Les âmes pures me diront « mais non, j’aime un couteau parce qu’il est beau, point barre (comme l’ancien premier ministre qui découvrit cette nouvelle zone érogène…)». Et bien moi, je me dois de me l’avouer, le prix payé pour un couteau participe grandement au plaisir que j’ai à l’utiliser…
Je m’explique…
Pas plus tard qu’hier, au salon des vieilles armes et de la coutellerie de Rungis, fort bien reçu sur le stand de Braddy, où je festoyais goulument, il me fut présenté, en fin de salon, un couteau pas banal…
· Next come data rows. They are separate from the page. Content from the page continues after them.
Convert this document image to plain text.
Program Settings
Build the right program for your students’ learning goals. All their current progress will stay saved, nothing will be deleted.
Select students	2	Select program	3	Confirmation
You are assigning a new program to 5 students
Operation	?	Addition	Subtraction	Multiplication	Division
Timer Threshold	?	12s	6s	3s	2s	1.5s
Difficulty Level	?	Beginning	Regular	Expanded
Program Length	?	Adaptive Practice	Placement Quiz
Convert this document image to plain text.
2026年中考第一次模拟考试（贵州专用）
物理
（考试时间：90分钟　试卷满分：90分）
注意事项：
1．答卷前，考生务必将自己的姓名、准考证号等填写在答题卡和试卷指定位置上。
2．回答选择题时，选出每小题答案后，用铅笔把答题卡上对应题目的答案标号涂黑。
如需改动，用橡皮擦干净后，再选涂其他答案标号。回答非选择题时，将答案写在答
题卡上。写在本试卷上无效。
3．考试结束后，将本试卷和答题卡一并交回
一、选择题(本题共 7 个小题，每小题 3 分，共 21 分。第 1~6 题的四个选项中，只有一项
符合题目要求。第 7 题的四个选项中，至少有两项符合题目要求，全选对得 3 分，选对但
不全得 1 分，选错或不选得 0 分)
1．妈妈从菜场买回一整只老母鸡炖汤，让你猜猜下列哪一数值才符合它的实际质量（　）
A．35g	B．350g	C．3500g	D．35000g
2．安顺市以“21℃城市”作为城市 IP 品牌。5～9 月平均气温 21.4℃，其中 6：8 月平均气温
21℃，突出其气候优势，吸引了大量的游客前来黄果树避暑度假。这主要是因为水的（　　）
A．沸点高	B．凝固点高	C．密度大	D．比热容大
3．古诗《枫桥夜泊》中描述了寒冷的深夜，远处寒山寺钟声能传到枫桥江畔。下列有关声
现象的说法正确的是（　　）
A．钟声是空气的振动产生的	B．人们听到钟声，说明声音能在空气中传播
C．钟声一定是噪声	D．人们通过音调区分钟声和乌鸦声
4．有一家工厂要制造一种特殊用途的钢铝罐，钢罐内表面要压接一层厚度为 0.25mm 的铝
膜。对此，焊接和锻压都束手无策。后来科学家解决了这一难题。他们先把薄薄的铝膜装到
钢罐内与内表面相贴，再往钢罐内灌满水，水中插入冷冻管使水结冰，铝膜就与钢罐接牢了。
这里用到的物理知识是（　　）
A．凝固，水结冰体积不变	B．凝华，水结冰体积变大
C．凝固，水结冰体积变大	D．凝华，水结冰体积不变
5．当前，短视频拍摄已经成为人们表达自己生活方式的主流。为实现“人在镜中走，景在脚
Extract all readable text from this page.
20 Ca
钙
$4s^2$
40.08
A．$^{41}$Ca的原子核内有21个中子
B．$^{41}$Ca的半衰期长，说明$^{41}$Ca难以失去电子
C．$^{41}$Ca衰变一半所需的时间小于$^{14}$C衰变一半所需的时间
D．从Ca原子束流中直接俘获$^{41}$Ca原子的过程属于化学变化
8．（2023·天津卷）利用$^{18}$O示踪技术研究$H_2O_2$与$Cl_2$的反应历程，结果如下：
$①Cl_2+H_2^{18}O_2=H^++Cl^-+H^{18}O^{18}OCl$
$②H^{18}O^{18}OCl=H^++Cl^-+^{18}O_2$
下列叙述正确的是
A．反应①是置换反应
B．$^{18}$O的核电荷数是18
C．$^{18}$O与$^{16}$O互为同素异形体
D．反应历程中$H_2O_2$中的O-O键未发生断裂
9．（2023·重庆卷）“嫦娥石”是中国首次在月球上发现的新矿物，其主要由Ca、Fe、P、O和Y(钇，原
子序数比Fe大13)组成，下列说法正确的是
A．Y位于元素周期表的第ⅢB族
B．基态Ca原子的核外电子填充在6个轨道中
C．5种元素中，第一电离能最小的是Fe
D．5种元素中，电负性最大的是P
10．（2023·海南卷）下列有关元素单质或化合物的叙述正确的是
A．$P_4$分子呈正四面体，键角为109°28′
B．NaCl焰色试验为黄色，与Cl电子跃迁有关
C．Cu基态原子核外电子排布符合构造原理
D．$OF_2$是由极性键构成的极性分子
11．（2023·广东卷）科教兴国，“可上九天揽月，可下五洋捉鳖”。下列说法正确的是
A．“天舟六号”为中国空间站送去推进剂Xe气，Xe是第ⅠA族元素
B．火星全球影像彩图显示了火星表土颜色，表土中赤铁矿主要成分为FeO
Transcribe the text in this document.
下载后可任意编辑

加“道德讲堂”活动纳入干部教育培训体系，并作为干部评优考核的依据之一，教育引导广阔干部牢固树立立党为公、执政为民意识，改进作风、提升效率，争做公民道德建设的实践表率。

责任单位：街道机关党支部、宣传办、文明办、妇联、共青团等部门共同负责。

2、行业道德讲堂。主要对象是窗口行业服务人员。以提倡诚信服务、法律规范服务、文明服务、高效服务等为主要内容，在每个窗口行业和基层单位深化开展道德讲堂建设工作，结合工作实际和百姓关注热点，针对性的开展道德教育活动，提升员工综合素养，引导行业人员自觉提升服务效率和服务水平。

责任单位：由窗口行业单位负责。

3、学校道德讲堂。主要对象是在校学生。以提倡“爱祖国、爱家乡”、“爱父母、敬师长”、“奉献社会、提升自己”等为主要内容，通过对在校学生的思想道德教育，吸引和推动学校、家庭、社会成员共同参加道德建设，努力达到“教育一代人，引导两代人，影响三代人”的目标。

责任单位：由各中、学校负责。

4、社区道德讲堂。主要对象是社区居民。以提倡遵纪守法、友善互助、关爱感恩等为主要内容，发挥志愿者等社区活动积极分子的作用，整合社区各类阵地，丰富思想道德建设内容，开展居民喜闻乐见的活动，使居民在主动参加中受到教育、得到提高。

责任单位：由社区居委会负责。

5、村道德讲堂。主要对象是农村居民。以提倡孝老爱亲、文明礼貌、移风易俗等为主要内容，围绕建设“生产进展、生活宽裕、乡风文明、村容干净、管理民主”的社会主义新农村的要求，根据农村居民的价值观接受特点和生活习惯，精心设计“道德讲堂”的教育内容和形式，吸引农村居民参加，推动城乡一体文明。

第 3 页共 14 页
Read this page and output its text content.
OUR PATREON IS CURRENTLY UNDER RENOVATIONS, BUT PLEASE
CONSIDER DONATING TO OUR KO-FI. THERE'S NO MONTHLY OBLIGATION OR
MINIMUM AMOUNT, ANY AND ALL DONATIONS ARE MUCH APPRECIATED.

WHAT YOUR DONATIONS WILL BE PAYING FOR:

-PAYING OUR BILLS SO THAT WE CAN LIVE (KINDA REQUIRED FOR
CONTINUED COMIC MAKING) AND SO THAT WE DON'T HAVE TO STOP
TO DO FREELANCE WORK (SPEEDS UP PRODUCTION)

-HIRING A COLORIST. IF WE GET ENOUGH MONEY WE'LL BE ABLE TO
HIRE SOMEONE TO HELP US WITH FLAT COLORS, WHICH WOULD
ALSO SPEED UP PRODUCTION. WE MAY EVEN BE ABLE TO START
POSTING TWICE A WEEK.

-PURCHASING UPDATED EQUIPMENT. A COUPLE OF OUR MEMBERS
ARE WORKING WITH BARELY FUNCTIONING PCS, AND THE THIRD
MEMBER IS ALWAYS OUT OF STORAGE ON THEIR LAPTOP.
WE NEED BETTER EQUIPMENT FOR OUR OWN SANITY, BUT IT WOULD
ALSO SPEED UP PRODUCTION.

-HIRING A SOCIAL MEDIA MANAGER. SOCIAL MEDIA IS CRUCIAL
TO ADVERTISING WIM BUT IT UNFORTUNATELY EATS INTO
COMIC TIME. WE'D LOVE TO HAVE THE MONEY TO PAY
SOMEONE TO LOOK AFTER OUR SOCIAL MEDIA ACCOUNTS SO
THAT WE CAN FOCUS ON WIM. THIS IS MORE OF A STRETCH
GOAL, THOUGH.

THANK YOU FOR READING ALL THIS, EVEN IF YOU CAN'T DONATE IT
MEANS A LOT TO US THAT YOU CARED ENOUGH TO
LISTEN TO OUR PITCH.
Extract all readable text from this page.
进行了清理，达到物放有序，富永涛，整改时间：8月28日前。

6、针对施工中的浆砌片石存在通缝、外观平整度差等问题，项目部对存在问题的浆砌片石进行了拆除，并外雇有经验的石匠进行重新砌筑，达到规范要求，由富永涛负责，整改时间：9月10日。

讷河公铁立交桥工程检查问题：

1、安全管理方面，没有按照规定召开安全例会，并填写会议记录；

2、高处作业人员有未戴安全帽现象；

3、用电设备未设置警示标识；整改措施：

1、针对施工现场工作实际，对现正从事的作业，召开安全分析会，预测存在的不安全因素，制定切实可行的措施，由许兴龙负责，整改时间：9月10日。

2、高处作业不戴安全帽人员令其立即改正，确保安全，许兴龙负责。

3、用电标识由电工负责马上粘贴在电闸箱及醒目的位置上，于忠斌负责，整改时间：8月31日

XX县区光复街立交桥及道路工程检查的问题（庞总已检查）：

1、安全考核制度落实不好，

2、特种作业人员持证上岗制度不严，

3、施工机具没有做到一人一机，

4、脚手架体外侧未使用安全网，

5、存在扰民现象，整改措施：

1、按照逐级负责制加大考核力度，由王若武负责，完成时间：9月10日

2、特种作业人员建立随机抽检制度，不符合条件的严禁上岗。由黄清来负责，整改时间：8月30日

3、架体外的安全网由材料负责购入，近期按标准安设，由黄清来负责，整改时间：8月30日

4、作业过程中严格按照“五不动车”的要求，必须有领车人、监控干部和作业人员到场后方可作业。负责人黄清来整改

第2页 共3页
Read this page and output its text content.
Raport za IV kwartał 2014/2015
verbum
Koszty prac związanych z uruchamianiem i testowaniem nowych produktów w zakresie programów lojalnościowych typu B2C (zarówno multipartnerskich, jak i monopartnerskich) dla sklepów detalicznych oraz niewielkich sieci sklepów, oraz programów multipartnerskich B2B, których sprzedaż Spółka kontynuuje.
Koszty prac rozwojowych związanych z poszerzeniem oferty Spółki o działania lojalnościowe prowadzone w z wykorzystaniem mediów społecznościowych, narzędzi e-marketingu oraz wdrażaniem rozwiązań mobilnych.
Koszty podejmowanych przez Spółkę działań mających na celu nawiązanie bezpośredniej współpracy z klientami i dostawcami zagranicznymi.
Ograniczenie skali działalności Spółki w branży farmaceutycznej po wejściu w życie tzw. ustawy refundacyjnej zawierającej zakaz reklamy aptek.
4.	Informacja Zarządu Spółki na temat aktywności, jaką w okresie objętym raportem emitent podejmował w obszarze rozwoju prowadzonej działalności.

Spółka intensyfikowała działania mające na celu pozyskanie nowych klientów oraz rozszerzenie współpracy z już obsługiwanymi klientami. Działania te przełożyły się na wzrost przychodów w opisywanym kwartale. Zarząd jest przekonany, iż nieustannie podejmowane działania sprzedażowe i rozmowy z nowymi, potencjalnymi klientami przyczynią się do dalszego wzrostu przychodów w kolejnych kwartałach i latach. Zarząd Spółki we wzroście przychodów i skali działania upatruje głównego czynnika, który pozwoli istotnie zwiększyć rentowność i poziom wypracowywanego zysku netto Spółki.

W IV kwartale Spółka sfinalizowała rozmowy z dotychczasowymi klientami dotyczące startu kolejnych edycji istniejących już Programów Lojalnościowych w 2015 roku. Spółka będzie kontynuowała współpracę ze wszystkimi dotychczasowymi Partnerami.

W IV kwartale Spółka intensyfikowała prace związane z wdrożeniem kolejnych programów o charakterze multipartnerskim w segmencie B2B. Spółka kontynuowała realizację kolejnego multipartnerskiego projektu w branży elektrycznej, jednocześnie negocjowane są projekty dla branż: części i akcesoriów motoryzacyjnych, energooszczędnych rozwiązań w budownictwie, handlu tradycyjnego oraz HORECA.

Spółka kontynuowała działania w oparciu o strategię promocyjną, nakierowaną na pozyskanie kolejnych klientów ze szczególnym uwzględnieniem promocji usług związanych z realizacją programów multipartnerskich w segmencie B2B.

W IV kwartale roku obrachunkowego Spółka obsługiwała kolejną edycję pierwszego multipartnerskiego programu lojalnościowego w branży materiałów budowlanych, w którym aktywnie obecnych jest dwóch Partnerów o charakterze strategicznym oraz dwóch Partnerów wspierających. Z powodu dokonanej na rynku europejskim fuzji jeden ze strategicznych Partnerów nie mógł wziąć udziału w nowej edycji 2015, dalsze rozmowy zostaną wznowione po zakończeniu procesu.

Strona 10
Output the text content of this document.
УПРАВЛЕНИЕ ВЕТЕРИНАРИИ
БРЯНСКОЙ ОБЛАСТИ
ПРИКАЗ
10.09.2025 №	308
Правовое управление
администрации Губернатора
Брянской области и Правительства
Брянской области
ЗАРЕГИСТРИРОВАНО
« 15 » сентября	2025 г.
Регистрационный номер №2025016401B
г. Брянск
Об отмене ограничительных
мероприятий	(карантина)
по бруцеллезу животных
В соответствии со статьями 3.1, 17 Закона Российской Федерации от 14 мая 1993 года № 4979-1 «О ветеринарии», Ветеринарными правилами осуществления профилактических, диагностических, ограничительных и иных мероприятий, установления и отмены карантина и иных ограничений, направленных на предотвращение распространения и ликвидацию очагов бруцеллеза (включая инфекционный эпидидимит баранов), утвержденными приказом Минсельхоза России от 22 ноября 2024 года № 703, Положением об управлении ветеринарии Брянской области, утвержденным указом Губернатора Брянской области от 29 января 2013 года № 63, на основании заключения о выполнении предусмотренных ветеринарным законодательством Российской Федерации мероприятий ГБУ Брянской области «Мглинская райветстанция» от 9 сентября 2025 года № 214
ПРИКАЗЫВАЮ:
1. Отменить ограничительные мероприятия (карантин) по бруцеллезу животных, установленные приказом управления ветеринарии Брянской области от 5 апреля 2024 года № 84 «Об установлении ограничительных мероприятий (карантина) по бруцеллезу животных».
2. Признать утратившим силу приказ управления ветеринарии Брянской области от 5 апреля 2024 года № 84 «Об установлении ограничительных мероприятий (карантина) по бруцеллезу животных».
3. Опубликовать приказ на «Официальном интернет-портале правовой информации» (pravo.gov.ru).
Hawkbill, piémontais et bois ondé, à priori, pas mon kiff, comme disent les jeunes qui ont du vocabulaire, mais voilà…
« mouais, c’est pas mal, c’t’un Séga en plus… c’est combien ? »
« 40 euro » me dit le comparse de Braddy, un homme charmant avec des pièces de collection étonnantes, dont une canne pistolet digne d’Hercule Poirot.
« diantre ! » me dis-je en mon fort intérieur, « mais c’est fort peu cher !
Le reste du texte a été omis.